Among the many technologies being used is an autonomous platform called a “Wirewalker” that uses wave energy to move instruments along a taut wire from the surface to 1,600 feet (500 meters) in depth while measuring temperature, salinity, oxygen, carbon and chlorophyll concentration.

A 6.5-foot (2-meter) long remote-controlled underwater vehicle called the Seaglider will gather similar measurements, but at depths as much as 3,200 feet (1,000 meters). On board the ship, samples will be collected for genomic sequencers to assess the composition of the phytoplankton, zooplankton, bacterial and archaeal communities. New microscopic imaging tools also will be used by EXPORTS scientists, including a high throughput microscope called the Imaging FlowCytobot that will provide real-time, high-resolution images of billions of individual phytoplankton. The Underwater Vision Profiler will measure the sizes of sinking aggregate particles and collect images of zooplankton organisms.

Mounted on the ship’s superstructure will be optical instruments that will measure the ocean’s color at very high spectral resolution, from the ultraviolet wavelengths to the shortwave infrared bands of the electromagnetic spectrum. Phytoplankton have distinct spectral “signatures” — colors of light they absorb and scatter. By identifying those signatures scientists will be able to develop algorithms for future satellite ocean color missions such as NASA’s Plankton, Aerosol, Cloud, ocean Ecosystem (PACE) mission. From space, PACE will use similar optical instruments to distinguish the type and amount of phytoplankton present in the ocean.

“What we will learn from EXPORTS will give us a deeper understanding of how plankton species and other microorganisms such as bacteria interact with their environment,” said Bontempi. “Not only will we be able to use this information to develop new approaches to identifying and quantifying plankton species from space, we’ll be able to predict how much carbon will cycle back into the atmosphere and how much will be transported to the ocean depths for the long term.”

This information will be important — perhaps even vital — as the Earth seeks to find equilibrium in response to the increasing amount of greenhouse gases.

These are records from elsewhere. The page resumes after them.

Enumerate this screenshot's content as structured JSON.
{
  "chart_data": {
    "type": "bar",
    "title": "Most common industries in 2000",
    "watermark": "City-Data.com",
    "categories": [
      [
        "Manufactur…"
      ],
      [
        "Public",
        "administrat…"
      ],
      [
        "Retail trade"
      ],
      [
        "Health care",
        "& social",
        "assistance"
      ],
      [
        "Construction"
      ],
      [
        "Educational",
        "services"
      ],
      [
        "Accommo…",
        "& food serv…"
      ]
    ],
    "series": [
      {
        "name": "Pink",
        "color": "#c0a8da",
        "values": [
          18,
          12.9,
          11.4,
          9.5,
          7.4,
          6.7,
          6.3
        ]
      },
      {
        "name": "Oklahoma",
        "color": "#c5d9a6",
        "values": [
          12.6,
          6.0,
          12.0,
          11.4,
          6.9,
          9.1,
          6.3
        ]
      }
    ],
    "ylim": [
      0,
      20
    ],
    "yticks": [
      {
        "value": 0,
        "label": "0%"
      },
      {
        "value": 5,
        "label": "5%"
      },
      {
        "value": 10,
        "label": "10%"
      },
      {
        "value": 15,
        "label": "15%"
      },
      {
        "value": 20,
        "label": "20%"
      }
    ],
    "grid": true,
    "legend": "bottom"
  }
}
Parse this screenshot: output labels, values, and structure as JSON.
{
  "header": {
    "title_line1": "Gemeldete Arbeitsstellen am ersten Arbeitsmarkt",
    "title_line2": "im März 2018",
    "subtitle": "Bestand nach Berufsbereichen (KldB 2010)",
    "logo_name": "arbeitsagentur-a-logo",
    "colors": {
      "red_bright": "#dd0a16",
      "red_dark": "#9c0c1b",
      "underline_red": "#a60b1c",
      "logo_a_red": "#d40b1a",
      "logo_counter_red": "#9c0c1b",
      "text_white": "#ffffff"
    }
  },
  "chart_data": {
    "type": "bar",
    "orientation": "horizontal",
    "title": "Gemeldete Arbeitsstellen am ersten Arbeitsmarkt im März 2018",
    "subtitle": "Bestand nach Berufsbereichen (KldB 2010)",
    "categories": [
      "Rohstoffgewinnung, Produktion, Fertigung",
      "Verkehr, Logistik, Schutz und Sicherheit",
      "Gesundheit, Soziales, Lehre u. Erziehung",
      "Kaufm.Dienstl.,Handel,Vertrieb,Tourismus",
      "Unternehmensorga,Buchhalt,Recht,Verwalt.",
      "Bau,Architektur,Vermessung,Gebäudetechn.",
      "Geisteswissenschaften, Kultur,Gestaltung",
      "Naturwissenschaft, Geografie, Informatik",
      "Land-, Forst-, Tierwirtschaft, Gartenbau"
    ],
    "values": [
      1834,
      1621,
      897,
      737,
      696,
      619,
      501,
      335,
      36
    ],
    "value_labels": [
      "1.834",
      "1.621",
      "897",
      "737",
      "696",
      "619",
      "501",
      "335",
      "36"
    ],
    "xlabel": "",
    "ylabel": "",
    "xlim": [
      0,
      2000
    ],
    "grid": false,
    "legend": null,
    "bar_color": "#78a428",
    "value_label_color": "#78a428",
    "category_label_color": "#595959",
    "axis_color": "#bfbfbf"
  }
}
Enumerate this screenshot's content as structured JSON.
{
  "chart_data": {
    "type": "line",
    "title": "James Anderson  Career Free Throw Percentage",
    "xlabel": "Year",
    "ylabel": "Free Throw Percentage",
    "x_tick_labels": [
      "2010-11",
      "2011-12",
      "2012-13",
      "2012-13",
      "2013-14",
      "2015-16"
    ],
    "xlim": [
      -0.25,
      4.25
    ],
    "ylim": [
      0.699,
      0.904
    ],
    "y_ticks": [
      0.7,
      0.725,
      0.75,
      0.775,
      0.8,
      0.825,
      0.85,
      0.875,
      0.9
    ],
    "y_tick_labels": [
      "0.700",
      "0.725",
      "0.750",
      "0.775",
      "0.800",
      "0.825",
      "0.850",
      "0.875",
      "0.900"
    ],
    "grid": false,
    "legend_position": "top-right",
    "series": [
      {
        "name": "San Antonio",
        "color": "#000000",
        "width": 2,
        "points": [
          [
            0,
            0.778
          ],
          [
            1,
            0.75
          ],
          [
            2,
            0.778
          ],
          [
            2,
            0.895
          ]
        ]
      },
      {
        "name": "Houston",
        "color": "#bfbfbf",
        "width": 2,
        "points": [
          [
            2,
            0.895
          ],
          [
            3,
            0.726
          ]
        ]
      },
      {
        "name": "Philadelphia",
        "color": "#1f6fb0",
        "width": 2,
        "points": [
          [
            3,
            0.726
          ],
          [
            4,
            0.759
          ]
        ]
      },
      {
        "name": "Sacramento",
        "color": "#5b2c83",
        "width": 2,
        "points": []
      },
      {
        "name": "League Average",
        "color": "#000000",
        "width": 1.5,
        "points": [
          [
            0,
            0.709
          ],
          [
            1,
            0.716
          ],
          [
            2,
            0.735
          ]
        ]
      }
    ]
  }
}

“The carbon humans are putting into the atmosphere is warming Earth,” said Mike Sieracki, a program director in the National Science Foundation’s Division of Ocean Sciences. “Much of that carbon eventually finds its way into the ocean and is transported to the deep ocean, where it is sequestered and will not return to the atmosphere for a long time. This project will help us understand the biological and chemical processes that remove the carbon, and establish a foundation for monitoring these processes as the climate changes.”